In response to a report from a new book that he promised to give Chinese officials advanced notice if then-President Donald Trump ordered a strike in the waning days of his presidency, Milley did not deny that he held calls with Gen. Li Zuocheng of the People’s Liberation Army.
However, he told The Associated Press on Friday that they were “routine” and meant “to reassure both allies and adversaries in this case in order to ensure strategic stability.” He also said they were “perfectly within the duties and responsibilities” of his job.
He did not go into more detail but added, “I think it’s best that I reserve my comments on the record until I do that in front of the lawmakers who have the lawful responsibility to oversee the U.S. military.”
Milley said he would “go into any level of detail Congress wants to go into in a couple of weeks.”
His comments come after an excerpt of the new book “Peril” by Bob Woodward and Robert Costa of The Washington Post, revealed that Milley was so concerned that Trump would start a war with China that he contacted his Chinese counterpart to assure them that the U.S. could not conduct a strike.
As the Post reports, “In the book’s account, Milley went so far as to pledge he would alert his counterpart in the event of a U.S. attack, stressing the rapport they’d established through a backchannel. ‘General Li, you and I have known each other for now five years.

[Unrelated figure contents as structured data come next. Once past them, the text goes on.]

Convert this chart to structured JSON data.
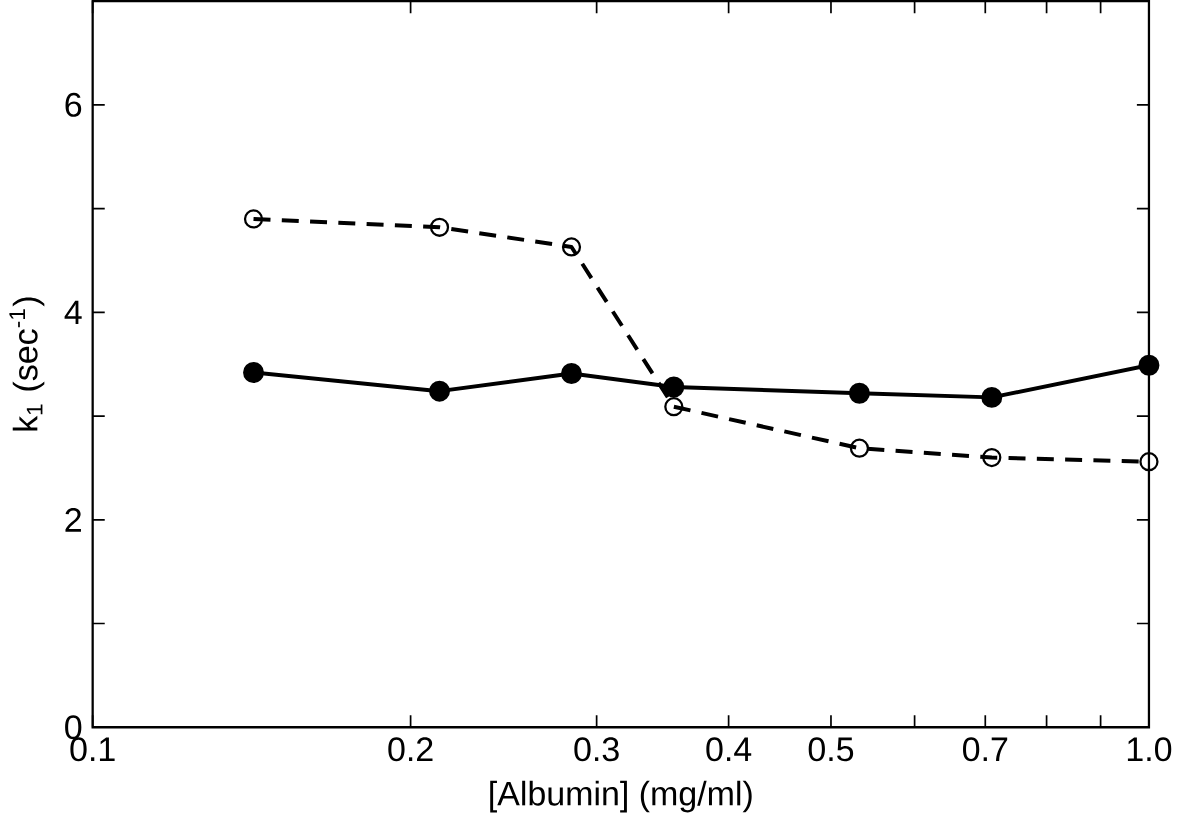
{
  "chart_data": {
    "type": "line",
    "xlabel": "[Albumin] (mg/ml)",
    "ylabel": "k$_{1}$ (sec$^{-1}$)",
    "log": "x",
    "xlim": [
      0.1,
      1.0
    ],
    "ylim": [
      0,
      7
    ],
    "xticks": [
      0.1,
      0.2,
      0.3,
      0.4,
      0.5,
      {
        "value": 0.6,
        "label": null
      },
      0.7,
      {
        "value": 0.8,
        "label": null
      },
      {
        "value": 0.9,
        "label": null
      },
      {
        "value": 1.0,
        "label": "1.0"
      }
    ],
    "yticks": [
      0,
      {
        "value": 1,
        "label": null
      },
      2,
      {
        "value": 3,
        "label": null
      },
      4,
      {
        "value": 5,
        "label": null
      },
      6
    ],
    "grid": false,
    "series": [
      {
        "color": "#000000",
        "marker": "circle",
        "line_style": "solid",
        "x": [
          0.142,
          0.213,
          0.284,
          0.355,
          0.532,
          0.71,
          1.0
        ],
        "values": [
          3.42,
          3.24,
          3.41,
          3.28,
          3.22,
          3.18,
          3.49
        ]
      },
      {
        "color": "#000000",
        "marker": "circle",
        "line_style": "dashed",
        "x": [
          0.142,
          0.213,
          0.284,
          0.355,
          0.532,
          0.71,
          1.0
        ],
        "values": [
          4.9,
          4.82,
          4.63,
          3.09,
          2.69,
          2.6,
          2.56
        ]
      }
    ]
  }
}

If we’re going to attack, I’m going to call you ahead of time. It’s not going to be a surprise.’”
However, an unnamed defense official told Politico that the book’s description of the calls is “grossly mischaracterized.”
“The official said the calls were not out of the ordinary, and the chairman was not frantically trying to reassure his counterpart,” Politico reported.
The outlet also reports that Milley asked permission to then-acting Defense Secretary Christopher Miller to make the calls.
Miller told Politico, “Looking back, I imagine there was a perfunctory exchange between us and our staffs about coordinating phone calls and messages for the day.”
“I don’t recall the specifics and it certainly wasn’t in a detailed or more formal way. It was more perfunctory/routine,” he added.
Still, Woodward and Costa told Politico they stand by their reporting.